The university's most prominent building is the Roland Levinsky Building, clad in copper and completed in 2007. On the opposite side of Drake Circus, the road, is Plymouth City Museum and Art Gallery and the adjoining Central Library, built in 1907 by Thornely and Rooke in Edwardian Baroque style.

Higher up North Hill are Sherwell United Reformed Church (1864) and St Matthias Church (1887). The former's spire and the latter's tower are both prominent elements on the city's skyline. Until 1990, Sherwell Church had an organ commissioned from Henry Willis in 1864; the organ is now in St Michael's Church, Great Torrington. At the northern end of North Hill is the Plymouth Proprietary Library, notable for being the city's oldest surviving collection of books and papers, established in 1811.

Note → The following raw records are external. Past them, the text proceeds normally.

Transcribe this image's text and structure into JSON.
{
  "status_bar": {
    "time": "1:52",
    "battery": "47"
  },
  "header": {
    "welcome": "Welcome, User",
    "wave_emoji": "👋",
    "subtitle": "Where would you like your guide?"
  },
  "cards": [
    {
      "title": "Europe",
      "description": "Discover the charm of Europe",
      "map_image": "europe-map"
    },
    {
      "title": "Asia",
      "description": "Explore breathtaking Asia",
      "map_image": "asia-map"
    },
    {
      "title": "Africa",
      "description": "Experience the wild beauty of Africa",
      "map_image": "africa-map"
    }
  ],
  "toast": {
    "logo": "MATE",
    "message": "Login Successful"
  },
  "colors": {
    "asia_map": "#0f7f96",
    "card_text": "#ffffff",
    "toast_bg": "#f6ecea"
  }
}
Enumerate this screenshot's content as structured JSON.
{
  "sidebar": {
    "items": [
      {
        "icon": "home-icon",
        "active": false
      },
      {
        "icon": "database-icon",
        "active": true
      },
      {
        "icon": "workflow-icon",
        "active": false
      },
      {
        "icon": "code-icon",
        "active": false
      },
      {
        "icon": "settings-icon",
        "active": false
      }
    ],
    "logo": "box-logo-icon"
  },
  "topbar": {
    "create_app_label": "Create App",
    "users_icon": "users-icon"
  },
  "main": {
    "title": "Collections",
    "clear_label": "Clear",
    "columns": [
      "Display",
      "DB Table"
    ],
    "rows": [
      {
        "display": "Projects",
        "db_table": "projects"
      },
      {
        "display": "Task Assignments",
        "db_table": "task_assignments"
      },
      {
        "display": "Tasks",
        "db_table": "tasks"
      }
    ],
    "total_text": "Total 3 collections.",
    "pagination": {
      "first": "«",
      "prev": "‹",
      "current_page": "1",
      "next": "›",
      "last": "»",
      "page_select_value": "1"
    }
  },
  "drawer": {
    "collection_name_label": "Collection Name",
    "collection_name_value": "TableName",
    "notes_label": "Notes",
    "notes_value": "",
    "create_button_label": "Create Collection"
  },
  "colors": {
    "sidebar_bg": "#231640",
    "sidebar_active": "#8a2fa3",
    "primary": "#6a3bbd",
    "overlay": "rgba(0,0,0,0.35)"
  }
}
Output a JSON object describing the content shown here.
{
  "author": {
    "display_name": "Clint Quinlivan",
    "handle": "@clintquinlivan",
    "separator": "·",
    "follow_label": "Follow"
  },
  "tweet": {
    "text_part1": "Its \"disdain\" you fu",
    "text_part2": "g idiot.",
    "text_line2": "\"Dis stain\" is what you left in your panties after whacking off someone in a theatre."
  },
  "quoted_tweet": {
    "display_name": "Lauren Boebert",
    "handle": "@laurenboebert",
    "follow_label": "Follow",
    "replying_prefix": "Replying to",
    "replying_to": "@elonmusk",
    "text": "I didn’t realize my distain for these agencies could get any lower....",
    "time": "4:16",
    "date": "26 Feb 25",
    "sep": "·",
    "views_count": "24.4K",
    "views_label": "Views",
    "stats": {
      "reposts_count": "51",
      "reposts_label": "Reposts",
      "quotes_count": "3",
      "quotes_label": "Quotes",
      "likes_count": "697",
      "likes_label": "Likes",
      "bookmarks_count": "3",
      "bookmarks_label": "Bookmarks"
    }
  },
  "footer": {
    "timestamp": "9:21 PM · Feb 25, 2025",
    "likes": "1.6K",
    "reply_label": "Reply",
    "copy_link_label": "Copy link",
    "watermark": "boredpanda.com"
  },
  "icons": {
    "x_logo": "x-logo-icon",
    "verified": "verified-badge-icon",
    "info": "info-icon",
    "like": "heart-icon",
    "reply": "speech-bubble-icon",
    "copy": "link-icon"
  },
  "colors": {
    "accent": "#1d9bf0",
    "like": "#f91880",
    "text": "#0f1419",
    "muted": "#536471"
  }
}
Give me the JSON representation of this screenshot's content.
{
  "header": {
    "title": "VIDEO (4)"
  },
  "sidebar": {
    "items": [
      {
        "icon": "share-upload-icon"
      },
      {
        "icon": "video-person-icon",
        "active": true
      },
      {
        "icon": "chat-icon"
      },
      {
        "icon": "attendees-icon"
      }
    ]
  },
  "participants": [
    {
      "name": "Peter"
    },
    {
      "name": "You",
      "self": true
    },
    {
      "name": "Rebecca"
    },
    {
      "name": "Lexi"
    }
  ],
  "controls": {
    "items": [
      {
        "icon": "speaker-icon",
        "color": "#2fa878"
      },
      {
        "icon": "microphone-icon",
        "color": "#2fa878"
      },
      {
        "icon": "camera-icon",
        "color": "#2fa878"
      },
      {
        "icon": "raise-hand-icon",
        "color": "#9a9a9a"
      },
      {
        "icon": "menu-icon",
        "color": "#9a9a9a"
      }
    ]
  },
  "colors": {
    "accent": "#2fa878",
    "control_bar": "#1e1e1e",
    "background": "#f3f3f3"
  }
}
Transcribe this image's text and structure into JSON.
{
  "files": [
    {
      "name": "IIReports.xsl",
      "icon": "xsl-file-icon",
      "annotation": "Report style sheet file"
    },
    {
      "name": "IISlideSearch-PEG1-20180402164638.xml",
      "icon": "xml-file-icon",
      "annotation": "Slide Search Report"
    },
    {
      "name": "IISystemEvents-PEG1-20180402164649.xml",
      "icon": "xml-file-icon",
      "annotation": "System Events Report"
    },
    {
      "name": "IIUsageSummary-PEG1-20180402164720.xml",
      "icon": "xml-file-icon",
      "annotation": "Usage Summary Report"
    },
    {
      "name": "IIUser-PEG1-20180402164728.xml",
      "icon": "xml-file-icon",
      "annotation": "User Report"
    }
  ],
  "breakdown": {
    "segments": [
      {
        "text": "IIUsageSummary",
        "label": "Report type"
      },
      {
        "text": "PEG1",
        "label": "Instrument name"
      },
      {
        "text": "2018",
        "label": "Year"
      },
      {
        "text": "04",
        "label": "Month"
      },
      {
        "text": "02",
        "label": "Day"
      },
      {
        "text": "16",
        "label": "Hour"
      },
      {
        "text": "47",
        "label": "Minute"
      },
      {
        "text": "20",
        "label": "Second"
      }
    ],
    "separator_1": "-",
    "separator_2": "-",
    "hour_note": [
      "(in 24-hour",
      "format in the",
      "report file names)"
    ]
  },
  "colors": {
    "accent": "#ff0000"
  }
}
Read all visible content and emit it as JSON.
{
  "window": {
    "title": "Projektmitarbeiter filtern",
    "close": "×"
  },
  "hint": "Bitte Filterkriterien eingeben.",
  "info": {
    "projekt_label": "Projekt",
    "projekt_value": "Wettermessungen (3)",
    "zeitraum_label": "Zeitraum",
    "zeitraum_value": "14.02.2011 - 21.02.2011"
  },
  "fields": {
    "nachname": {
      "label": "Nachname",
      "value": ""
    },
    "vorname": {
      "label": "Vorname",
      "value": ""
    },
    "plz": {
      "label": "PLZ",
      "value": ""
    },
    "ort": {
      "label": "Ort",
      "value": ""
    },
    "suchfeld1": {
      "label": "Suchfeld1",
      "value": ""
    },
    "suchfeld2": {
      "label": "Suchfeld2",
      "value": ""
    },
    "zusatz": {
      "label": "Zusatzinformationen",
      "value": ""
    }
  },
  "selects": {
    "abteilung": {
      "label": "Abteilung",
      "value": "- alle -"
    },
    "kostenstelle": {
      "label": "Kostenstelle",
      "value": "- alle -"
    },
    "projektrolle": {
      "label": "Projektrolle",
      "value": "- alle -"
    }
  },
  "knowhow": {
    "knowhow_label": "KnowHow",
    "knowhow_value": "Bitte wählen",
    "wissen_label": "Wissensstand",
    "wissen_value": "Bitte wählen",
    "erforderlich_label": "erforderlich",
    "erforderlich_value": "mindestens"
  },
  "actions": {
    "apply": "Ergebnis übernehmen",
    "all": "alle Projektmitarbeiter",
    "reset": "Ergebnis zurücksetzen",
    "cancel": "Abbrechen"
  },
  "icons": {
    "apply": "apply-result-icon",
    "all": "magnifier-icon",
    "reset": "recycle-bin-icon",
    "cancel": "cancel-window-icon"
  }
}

Drake's Place Reservoirs, constructed in the 1820s, are in North Hill just above Sherwell Church. They were expanded in 1891 and a 200 ft colonnade with a terrace on top was added so that people could relax by the water. The pillars of the colonnade were originally from The Shambles (butchers' stalls outside St Andrew's church) and from 1791 were re-used in the market before being relocated here. In August 2010, a grant of £500,000 was awarded by the National Lottery towards the preservation of the landmark.

Plymouth Royal Eye Infirmary, near the main railway station, was built in 1897 by Charles King and E. W. Lister. Unusually for an area that had a tradition of building in limestone, it was constructed in red brick with stone facings.